Let’s first look at what contributed to latency:

  1. Crossing clock domains.
  2. Waiting to fetch from storage.
  3. How fast your physical interfaces can provide or accept data.
  4. Stalling.
  5. Data Overlap.

Looking at each individually:
Clock domain crossing:
Please see my blog posts on www.asicsolutions.com for more details on clock crossing. Looking at Ethernet, at least one clock crossing is inevitable. Ethernet RX recovers a clock from the physical wires carrying the data. Ethernet TX uses a generated clock at a specified frequency required by the interface, typically generated from a PLL. Therefore, you would need to add a FIFO to cross clock domains from RX to TX.

Why does clock domain crossing cost latency?
Referring back to the CDC articles I wrote, you can see that it costs between 2-3 clock cycles to pass a signal from one domain to another.
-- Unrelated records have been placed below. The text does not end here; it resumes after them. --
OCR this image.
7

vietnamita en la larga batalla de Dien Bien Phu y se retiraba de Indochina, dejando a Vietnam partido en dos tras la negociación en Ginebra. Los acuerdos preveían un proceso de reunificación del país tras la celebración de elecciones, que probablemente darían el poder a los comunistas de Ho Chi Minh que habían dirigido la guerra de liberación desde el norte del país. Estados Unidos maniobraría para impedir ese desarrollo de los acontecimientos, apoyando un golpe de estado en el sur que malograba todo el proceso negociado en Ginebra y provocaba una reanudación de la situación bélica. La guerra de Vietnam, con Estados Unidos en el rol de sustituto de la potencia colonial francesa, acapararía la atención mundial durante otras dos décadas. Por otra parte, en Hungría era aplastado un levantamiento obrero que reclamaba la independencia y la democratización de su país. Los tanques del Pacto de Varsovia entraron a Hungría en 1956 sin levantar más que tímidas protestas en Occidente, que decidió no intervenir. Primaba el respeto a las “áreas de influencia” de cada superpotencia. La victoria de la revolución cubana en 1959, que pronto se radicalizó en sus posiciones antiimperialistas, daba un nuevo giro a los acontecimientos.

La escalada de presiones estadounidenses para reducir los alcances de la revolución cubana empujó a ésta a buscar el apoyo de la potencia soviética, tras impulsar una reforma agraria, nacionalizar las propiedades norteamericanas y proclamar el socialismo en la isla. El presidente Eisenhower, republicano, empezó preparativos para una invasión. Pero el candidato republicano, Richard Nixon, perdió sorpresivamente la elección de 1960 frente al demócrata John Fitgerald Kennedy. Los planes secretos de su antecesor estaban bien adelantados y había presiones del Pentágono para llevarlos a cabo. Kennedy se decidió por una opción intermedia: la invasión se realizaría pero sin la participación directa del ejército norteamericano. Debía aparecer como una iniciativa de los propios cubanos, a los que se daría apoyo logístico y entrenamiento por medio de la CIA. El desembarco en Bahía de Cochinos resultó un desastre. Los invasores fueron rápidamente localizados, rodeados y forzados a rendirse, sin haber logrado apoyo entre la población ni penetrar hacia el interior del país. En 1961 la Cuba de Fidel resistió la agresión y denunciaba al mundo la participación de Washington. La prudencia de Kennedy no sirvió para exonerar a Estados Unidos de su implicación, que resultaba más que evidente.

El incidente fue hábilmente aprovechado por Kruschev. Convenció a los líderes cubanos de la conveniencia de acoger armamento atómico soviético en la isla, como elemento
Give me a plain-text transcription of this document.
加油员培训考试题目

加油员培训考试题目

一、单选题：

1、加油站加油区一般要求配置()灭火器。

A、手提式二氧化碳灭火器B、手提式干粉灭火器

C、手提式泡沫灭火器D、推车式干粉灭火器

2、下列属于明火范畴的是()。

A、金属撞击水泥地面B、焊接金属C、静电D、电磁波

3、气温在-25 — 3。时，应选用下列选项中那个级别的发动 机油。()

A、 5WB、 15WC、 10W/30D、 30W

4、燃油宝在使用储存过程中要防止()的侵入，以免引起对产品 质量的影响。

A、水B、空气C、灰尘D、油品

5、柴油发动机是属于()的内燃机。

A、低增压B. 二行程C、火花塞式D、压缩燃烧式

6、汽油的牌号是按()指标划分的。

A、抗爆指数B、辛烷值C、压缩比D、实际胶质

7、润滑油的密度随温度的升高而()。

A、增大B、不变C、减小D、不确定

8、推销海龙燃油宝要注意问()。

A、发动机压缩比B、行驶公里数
In the case of a FIFO, you need to pass the write pointer to the read side and compare to determine if there is data available. Additional latency may be required in an FPGA due to routing to/ from storage elements in the case of BRAM.

Fetching from storage:
Reading from internal BRAMs take one or more clock cycles. External memory such as DDR or QDR can cost upwards of 15-20 clock cycles. The advantage to external memory is sheer size. External memory can hold many orders of magnitude more data than BRAM. So large tables, packet data, etc… would need to be stored here.

Physical interfaces:
There is a serialization delay for the Serdes in the case of Ethernet or DisplayPort. This is unavoidable and the only way to mitigate this is to chose a vendor that has a lower latency.

The IP talking to the physical interfaces also has latency. Some latency is unavoidable, but there are often places to save if you trade off the time and effort.

Stalling:
If you need to stall the pipeline to perform a calculation, you will reduce your overall throughput.

Data overlap:
Data comes in too fast to handle with a single pipeline and overlaps previous data being processed.

How can we cut latency:

  1. Clock domain crossings should be minimized. I can’t go much more into this.
  2. If you need to wait for external data, you have a couple of choices:
    1. Caching can provide fast access to data according the scheme selected. A pure cache typically helps in some cases, but a miss will incur latency. Since most times that you’ll need external memory, you’ll have well defined access patterns, a specialed cache or prefetch buffer can help.
    2. Cycle Hiding allows you to pipeline along with the fetch so that when the data is returned, you are ready for it. This tends to help more in the case of throughput.
  3. Running at a faster clock speed. If you can process data at a faster clock rate, preferably a multiple of the base input rate, you can run a narrower width.
  4. To fix stalling, the design should be pipelined as much as possible. If a FIFO or stall logic is necessary, then the overall throughput is negatively affected.
  5. If Stalling is inevitable and data overlapping is occurring, then parallel pipelines that ping-pong may need to be introduced.